If you want to host your own star party, here are a few tips:
• Pick the right night. Summer is better for temperature reasons and because kids don’t have school in the morning, although other seasons work well because it gets dark earlier. I prefer a night a few days after new moon so that the moon is still up after sunset for an hour or two, giving you get lots of observing. Full moon is not a good time to look at the moon because you won’t see any graphic relief, and the nights after full phase the moon rises later and later so you’ll have to stay up late just to see it. It’s also great if there’s either Jupiter or Saturn in the sky (crowd favorites) and a bonus event like a meteor shower or even a comet (maybe ISON this November?).
• Let the kids do what they want. They’ll be excited just to be outside when it’s dark and with all their friends or neighbors, so let them run around and play hide and seek or jump on the trampoline or play on the hammock in the backyard while you’re in the front driveway. When you have the object you want in the telescope’s eyepiece, then call them back to take a peek before letting them run again. Forcing them to cluster around you and wait will drive them, and therefore you, crazy.
• Limit the light. If the kids want to play flashlight tag, make sure it’s on the opposite side of the house from where you’re observing. Turn off your outdoor lights and see if your neighbors will turn theirs off too.
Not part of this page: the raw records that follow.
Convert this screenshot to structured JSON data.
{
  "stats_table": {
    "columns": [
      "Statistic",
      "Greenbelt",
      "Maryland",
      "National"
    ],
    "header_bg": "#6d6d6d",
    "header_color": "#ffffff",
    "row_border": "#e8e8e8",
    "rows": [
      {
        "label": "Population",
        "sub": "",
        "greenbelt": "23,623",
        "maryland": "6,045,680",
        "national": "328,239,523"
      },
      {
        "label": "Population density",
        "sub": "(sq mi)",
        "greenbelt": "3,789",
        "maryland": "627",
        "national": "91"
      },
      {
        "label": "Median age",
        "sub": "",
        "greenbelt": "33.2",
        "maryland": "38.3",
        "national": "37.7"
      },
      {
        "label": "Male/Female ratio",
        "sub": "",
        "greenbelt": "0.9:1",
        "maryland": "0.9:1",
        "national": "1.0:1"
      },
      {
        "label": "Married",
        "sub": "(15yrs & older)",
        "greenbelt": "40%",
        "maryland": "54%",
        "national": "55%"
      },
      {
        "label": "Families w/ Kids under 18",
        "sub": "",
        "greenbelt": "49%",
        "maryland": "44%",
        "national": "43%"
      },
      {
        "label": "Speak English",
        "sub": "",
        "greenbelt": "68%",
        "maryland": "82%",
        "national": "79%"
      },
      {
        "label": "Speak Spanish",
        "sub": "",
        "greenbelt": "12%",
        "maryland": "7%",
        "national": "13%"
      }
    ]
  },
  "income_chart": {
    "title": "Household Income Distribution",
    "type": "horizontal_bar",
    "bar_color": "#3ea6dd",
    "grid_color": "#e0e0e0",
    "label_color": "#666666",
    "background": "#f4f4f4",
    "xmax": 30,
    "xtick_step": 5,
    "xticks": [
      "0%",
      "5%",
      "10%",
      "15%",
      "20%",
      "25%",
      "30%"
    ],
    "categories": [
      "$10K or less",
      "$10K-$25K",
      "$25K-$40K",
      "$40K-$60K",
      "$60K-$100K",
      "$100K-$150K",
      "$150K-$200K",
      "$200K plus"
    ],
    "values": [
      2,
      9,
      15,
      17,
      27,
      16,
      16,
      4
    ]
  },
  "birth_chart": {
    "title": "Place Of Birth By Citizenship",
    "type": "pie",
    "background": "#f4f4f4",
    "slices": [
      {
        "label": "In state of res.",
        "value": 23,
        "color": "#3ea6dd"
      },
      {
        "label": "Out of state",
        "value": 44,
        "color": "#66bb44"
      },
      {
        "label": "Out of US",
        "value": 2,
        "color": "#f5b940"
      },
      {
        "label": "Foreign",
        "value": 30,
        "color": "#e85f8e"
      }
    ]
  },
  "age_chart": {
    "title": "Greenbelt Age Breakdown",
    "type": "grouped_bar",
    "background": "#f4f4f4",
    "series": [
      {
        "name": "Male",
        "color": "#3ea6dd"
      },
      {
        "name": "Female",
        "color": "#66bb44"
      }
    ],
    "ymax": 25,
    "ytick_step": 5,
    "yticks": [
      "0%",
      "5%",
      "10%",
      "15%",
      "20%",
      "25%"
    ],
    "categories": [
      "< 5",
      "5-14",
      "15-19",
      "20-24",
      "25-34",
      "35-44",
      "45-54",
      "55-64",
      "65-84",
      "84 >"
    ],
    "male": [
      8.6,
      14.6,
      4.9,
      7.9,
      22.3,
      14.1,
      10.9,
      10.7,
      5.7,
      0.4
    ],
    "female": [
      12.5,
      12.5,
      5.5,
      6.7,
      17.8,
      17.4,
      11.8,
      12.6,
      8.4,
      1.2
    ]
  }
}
We began at 8 pm when the sun set and chatted until it got dark enough to see our first objects (Venus and the Moon) and by the end we were able to look overhead and easily see the dusty strip of the Milky Way.
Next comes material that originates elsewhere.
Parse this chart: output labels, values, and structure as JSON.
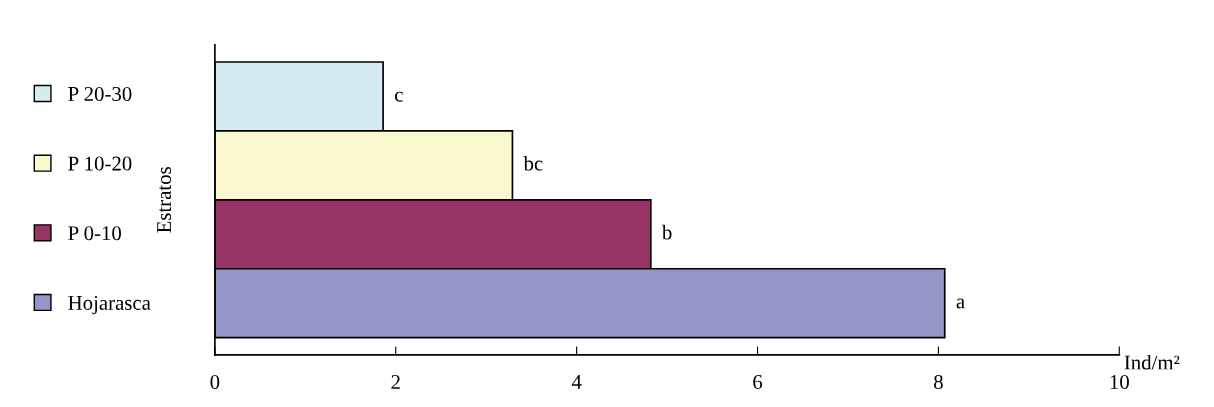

• Know that the kids will bump the telescope. It doesn’t matter how many times you ask them not to touch it. It’s going to happen. Not a big deal. For the youngest ones you may even want to hold the telescope in position as much as you can so that when it does get bumped, it doesn’t veer wildly off course and take you a long time to find the object again. You’ll have to constantly readjust the scope as your target drifts out of the eyepiece anyway, so think of kids jostling the telescope as just a part of the realigning process.
• Take some time to look without optical aid. Most people don’t have a telescope at home, so while they leave with memories of Saturn looking “like it’s not even real,” they can also leave with knowledge of how to find constellations themselves. Easy ones to point out are the Big Dipper (Ursa Major) and how it leads to the Little Dipper in the front and arcs to Arcturus in Bootes and down to Spica in Virgo. For summer, have them look up and find Vega and then the other two points in the summer triangle. In the northeastern sky show them the distinctive W shape of Cassiopeia. If it’s really dark, show them the constellation that snakes in between the Big and Little Dipppers known as Draco, a name they may be familiar with from the Harry Potter series.
• Check for times of local passes of the ISS and satellites. Go to heavens-above.com and put in your location and then see what will be in the sky during your observing window. We had two passes of the ISS, which none of my guests had ever seen before. Then fill them in with some background info about how many people are up there (6 currently) and where they are from (3 Russians, 2 Americans, 1 Italian), how long they stay onboard at a stretch (usually 6 months but sometimes a year), how high up they fly (200 miles vs. 6 miles up in a plane), and why we can see the ISS for a couple hours after dark and before sunrise but not in the middle of the night even though it’s still there (because it’s high enough to still reflect the sun’s rays around sunset/sunrise). Other fun objects to look for: Iridium flares, the Hubble Space Telescope, and servicing missions to the ISS.
Good luck with your star party, and clear skies!